Dudaklarının yumuşaklığı ile mest olurken sanki tüm rahatsızlıklarım yok olmuştu. Onun şifam olduğunu bir kez daha hissetmiştim. Parmakları sırtımdan omuzlarıma ardından boynumu bulurken çıplak tenimde sürüklenen o ateş parçaları dudaklarımı aralamama neden oldu. "Şehzadem.." kapalı gözlerim ile adını zikrettiğimde parmakları gerdanlığımı buldu. "Sultanım.." kulağıma çalınan boğuk sesi ile dudaklarımı ısırırken bu duyguları ilk defa hissettiğimi fark ettim. Arzu.

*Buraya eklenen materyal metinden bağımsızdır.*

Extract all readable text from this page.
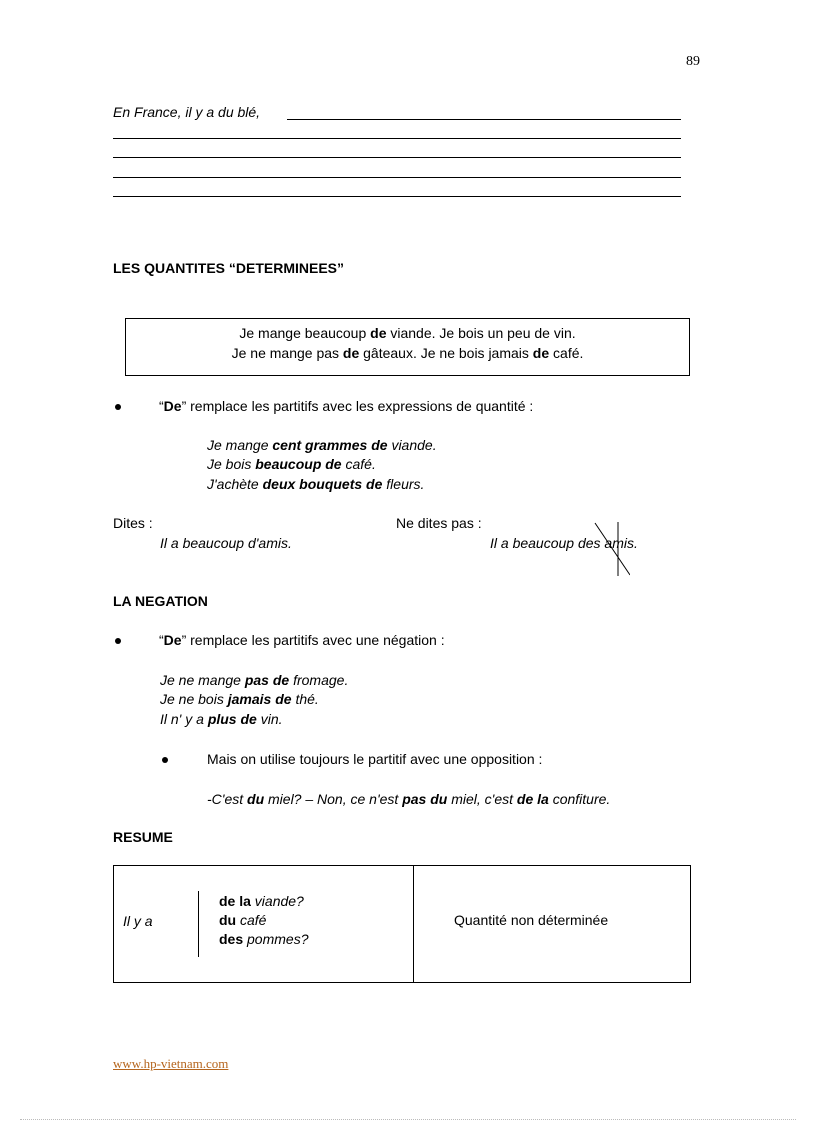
89
En France, il y a du blé,
LES QUANTITES “DETERMINEES”
Je mange beaucoup de viande. Je bois un peu de vin.
Je ne mange pas de gâteaux. Je ne bois jamais de café.
“De” remplace les partitifs avec les expressions de quantité :
Je mange cent grammes de viande.
Je bois beaucoup de café.
J'achète deux bouquets de fleurs.
Dites :
Il a beaucoup d'amis.
Ne dites pas :
Il a beaucoup des amis.
LA NEGATION
“De” remplace les partitifs avec une négation :
Je ne mange pas de fromage.
Je ne bois jamais de thé.
Il n' y a plus de vin.
Mais on utilise toujours le partitif avec une opposition :
-C'est du miel? – Non, ce n'est pas du miel, c'est de la confiture.
RESUME
Il y a
de la viande?
du café
des pommes?
Quantité non déterminée
www.hp-vietnam.com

Yüzümü boyun girintisine gömerken Cihangirin sessizce yutkunduğuna şahit oldum. Adem elmasının hareket edişini izlerken dudaklarım aralandı. Kokusu buram buram ciğerlerimi doldururken başımı biraz daha kaldırıp dudaklarımı adem elmasına değdirdim. Ona bahşettiğim minik buse onun alev alev yanan tenini hissettim. Dudaklarım sanki ayaklanmış onun tenini keşfe çıkmıştı. "Aysima.." Sırtımdaki kolları gevşerken aniden onu üzerimde buldum. Derin nefesler alırken inip kalkan göğüslerimiz birbirlerine temas ediyordu. Sanki göklerine bir karanlık çökmüş gibi kararan harelerinin nedeninin benim olduğumu en başından beri biliyordum.

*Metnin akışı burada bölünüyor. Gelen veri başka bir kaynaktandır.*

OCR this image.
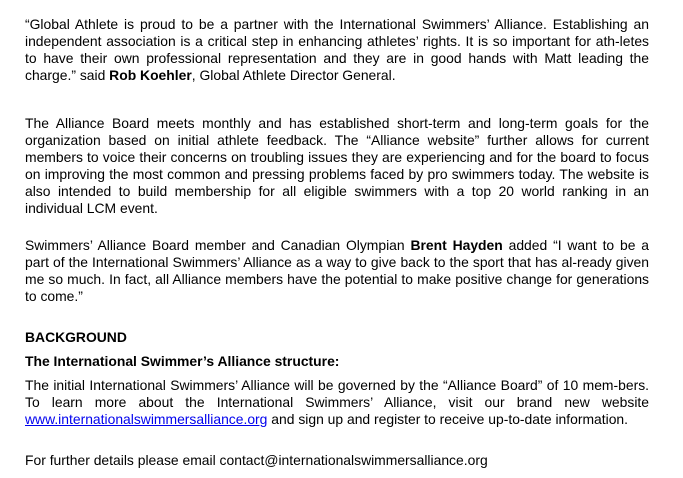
“Global Athlete is proud to be a partner with the International Swimmers’ Alliance. Establishing an independent association is a critical step in enhancing athletes’ rights. It is so important for ath-letes to have their own professional representation and they are in good hands with Matt leading the charge.” said Rob Koehler, Global Athlete Director General.

The Alliance Board meets monthly and has established short-term and long-term goals for the organization based on initial athlete feedback. The “Alliance website” further allows for current members to voice their concerns on troubling issues they are experiencing and for the board to focus on improving the most common and pressing problems faced by pro swimmers today. The website is also intended to build membership for all eligible swimmers with a top 20 world ranking in an individual LCM event.

Swimmers’ Alliance Board member and Canadian Olympian Brent Hayden added “I want to be a part of the International Swimmers’ Alliance as a way to give back to the sport that has al-ready given me so much. In fact, all Alliance members have the potential to make positive change for generations to come.”

BACKGROUND
The International Swimmer’s Alliance structure:

The initial International Swimmers’ Alliance will be governed by the “Alliance Board” of 10 mem-bers. To learn more about the International Swimmers’ Alliance, visit our brand new website www.internationalswimmersalliance.org and sign up and register to receive up-to-date information.

For further details please email contact@internationalswimmersalliance.org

Gökleri yüzümü ezberlemek ister gibi izlerken camdan içeri giren ışıklar onun altın sarısı saçlarıyla ahenkle dans ediyordu. Dudakları alnımı bulurken ellerimi göğsüne götürdüm. Sıcak dudaklarını yanaklarımda hissederken kalbimin onun için attığını hissettim.

"Cihangir seni seviyorum." istekle söylediklerim ile ikimiz de gülmeye başlarken yer sanki ayağımın altından kayıp gidiyordu. Dünyam dönüyor ama o sabit bir şekilde benimle duruyordu. İncilerini dudakları kapatırken gözlerimi kapattım ve ellerimi omuzlarına bıraktım. Cihangir isteğime karşı boyun eğerken dudaklarını dudaklarım ile buluşturdu. İçimde esen sıcak rüzgar bir yandan da baharın kokusunu Cihangirin kendine has kokusu ile beraber ciğerlerime şifa oluyordu. Kasıklarımdaki ince sızılar ile yatakta kıpırdanırken onun bedenini daha yakınımda istedim. Sıcak dokunuşları ile ellerim omuzlarından sırtına giderken zevkle onu kendime hızla çekmem ile neye uğradığına şaşırdı ama duraksamadan ona sarılmama izin verdi. Bedenini hissettikçe dudaklarını daha büyük bir şehvet ile öpmeye başladım.